161.  Le montant de l'aide personnelle à domicile est réévalué périodiquement pour tenir compte de l'évolution de l'état de santé du travailleur et des besoins qui en découlent.

__________

1985, c. 6, a. 161.

 

 

162.  Le montant de l'aide personnelle à domicile cesse d'être versé lorsque le travailleur :

 

1° redevient capable de prendre soin de lui-même ou d'effectuer sans aide les tâches domestiques qu'il ne pouvait effectuer en raison de sa lésion professionnelle; ou

 

2° est hébergé ou hospitalisé dans une installation maintenue par un établissement visé par la Loi sur les services de santé et les services sociaux (chapitre S-4.2) ou par un établissement visé par la Loi sur les services de santé et les services sociaux pour les autochtones cris (chapitre S-5).

__________

1985, c. 6, a. 162; 1992, c. 21, a. 79; 1994, c. 23, a. 23.

 

 

163.  Le montant de l'aide personnelle à domicile est versé une fois par deux semaines au travailleur.

 

Ce montant est rajusté ou annulé, selon le cas, à compter de la première échéance suivant l'événement qui donne lieu au rajustement ou à l'annulation.

__________

1985, c. 6, a. 163.

 

[15]        Avant de vérifier l’application de ces dispositions au présent dossier, il y a tout d’abord lieu de faire un bref rappel des principaux faits à l’origine du présent litige.

[16]        Le 27 juillet 1994, la travailleuse occupe un emploi de pompiste chez l’employeur et subit une lésion professionnelle en chutant sur une flaque d’huile. La lésion reconnue à titre professionnel est une entorse cervicale et dorsale. Elle est consolidée le 27 octobre 1994, sans atteinte permanente ni limitation fonctionnelle.

[17]        Une récidive, rechute ou aggravation survenue le 4 avril 1995 est acceptée en lien avec l’événement d’origine pour un diagnostic d’épicondylite au coude droit. Par le biais d’une entente entérinée par la Commission des lésions professionnelles[2], il est convenu entre les parties qu’à la suite de cette lésion professionnelle, la travailleuse conserve des limitations fonctionnelles qui la rendent incapable d’exercer son emploi et qu’elle a droit à la réadaptation que requiert son état.  

[18]        Le 16 février 2000, la CSST rend une décision reconnaissant la survenance d’une récidive, rechute ou aggravation le 7 janvier 2000 en lien avec l’événement d’origine du 27 juillet 1994, soit une algodystrophie réflexe qui affecte le membre supérieur droit de la travailleuse. En lien avec cette lésion, le membre du Bureau d'évaluation médicale rend un avis motivé portant sur l’évaluation des séquelles en découlant. Il octroie les déficits anatomophysiologiques suivants : 2 % pour atteinte des tissus mous du membre supérieur droit, 2 % pour perte d’abduction à 140° de l’épaule droite et 1,5 % pour perte d’élévation antérieure à 140° de l’épaule droite et dresse la liste des limitations fonctionnelles qu’il retient.

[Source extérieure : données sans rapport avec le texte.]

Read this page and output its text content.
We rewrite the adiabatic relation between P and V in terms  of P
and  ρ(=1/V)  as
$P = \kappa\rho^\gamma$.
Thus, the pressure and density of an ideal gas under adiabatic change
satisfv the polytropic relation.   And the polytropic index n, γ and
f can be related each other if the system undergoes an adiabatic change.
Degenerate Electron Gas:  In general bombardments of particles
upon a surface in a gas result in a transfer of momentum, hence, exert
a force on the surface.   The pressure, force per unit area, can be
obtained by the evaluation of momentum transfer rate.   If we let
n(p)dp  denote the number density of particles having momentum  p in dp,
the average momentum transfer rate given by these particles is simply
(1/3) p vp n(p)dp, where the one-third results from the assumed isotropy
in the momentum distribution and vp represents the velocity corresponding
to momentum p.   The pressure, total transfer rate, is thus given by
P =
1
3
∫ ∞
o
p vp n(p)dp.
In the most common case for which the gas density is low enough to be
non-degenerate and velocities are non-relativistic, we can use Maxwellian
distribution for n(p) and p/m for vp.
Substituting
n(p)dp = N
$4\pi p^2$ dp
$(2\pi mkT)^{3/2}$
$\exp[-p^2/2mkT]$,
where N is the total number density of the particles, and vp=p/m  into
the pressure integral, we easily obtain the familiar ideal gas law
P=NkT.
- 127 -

[19]        La reconnaissance d’une lésion de nature psychologique s’ajoute à compter du 17 août 2000 par une décision rendue par la Commission des lésions professionnelles le 1er février 2002[3]. Un déficit anatomophysiologique de 5 % découle de cette lésion.  

[20]        Le 5 mars 2003, alors que la travailleuse est âgée de 57 ans, la CSST rend une décision par laquelle elle déclare être dans l’impossibilité de lui déterminer un emploi qu’elle serait capable d’exercer à temps plein. Ainsi, le droit au versement de l’indemnité de remplacement du revenu lui est octroyé jusqu’à ce qu’elle atteigne 68 ans, selon les modalités indiquées à cette décision.

[21]        Une grille d’évaluation des besoins d’aide personnelle à domicile est complétée le 26 mars 2003. Il y est rappelé la nature des lésions professionnelles acceptées au dossier, soit une entorse cervicale et dorsale, une épicondylite au coude droit, une algodystrophie réflexe qui affecte le membre supérieur droit et une lésion psychologique. Il est également dressé la liste des limitations fonctionnelles :

·         Éviter les endroits froids et/ou humides;

·         Éviter de serrer, porter;

·         Éviter de travailler avec des outillages électriques;

·         Éviter de travailler avec des outils vibratoires;

·         Ne peut faire de préhensions donc, ne peut porter d’objets avec la main droite;

·         Éviter de travailler avec le bras plus élevé que la hauteur de l’épaule;

·         Éviter les gestes répétitifs du membre supérieur droit;

·         Éviter la manipulation de charges de plus de 5 kilos.

 

 

[22]        Selon cette évaluation du 26 mars 2003, un pointage total de 12.5/48 est retenu. La répartition des pointages octroyés démontre que la travailleuse est incapable de prendre soin d’elle-même et d'effectuer sans aide les tâches domestiques qu'elle effectuerait normalement. Au sommaire de cette grille, il est consigné que les besoins d’assistance de la travailleuse se situent dans la tranche de 12.5 à 16/48 points et est indiqué le montant correspondant auquel la travailleuse a droit. Cette évaluation couvre la période du 13 mars 2003 au 12 mars 2006.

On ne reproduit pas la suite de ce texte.